Nuevas estrategias de importación
El Gobierno cubano ha mantenido reuniones recientes con empresarios extranjeros y emprendedores locales para explicar los mecanismos de importación privada de combustible. Esto concreta el anuncio realizado en noviembre por el ministro de Comercio Exterior e Inversión Extranjera, Óscar Pérez-Oliva, quien señaló que "en breve" se permitiría a empresas extranjeras y mixtas importar su propio combustible cuando fuera necesario.
Hasta ahora, el Estado cubano mantenía el monopolio absoluto sobre:
- La importación de petróleo y combustibles
- La venta minorista de productos refinados dentro de la isla
Detalles operativos y restricciones
Las importaciones privadas se realizarían en tanques de acero inoxidable estandarizados transportados dentro de buques cargueros. Los puntos de origen incluirían tanto Estados Unidos como otros países de la región, según fuentes consultadas.
Sin embargo, el proceso presenta importantes desafíos:
- Requiere trámites a través de importadoras estatales, generalmente lentos
- Exige cumplir requisitos extras de seguridad por tratarse de material peligroso
- Necesita ubicaciones certificadas para almacenamiento seguro
Las autoridades cubanas han sido enfáticas en señalar que el combustible importado es exclusivamente para autoconsumo y está estrictamente prohibida cualquier forma de reventa.

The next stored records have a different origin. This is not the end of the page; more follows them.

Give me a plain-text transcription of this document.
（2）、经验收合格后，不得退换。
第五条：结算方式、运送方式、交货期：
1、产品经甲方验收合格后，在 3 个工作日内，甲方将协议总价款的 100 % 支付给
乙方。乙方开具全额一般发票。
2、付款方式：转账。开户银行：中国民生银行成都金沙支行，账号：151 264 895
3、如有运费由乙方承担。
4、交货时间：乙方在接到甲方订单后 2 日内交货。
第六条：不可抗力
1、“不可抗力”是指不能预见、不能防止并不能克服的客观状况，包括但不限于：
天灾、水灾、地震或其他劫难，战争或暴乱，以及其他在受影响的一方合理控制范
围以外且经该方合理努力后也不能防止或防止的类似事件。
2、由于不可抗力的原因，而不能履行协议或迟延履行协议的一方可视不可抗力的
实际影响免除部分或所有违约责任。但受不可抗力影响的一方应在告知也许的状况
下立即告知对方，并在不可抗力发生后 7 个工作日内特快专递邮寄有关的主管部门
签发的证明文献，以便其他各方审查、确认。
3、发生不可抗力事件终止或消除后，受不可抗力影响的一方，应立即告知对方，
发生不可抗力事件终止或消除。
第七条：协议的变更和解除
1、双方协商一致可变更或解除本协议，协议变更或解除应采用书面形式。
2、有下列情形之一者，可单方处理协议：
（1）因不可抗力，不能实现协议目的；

Limitaciones y perspectivas
Aunque estas iniciativas representan un cambio significativo en la política energética cubana, los volúmenes que pueden manejar las pequeñas empresas privadas son insuficientes para aliviar la crisis energética nacional. La isla continúa dependiendo mayoritariamente de las importaciones estatales, severamente restringidas por el bloqueo estadounidense.
La presión internacional sobre Cuba se mantiene, con Rusia ratificando recientemente su apoyo político frente a las sanciones de EE.UU., aunque sin confirmar envíos concretos de combustible tras la reunión entre Vladimir Putin y el canciller cubano Bruno Rodríguez.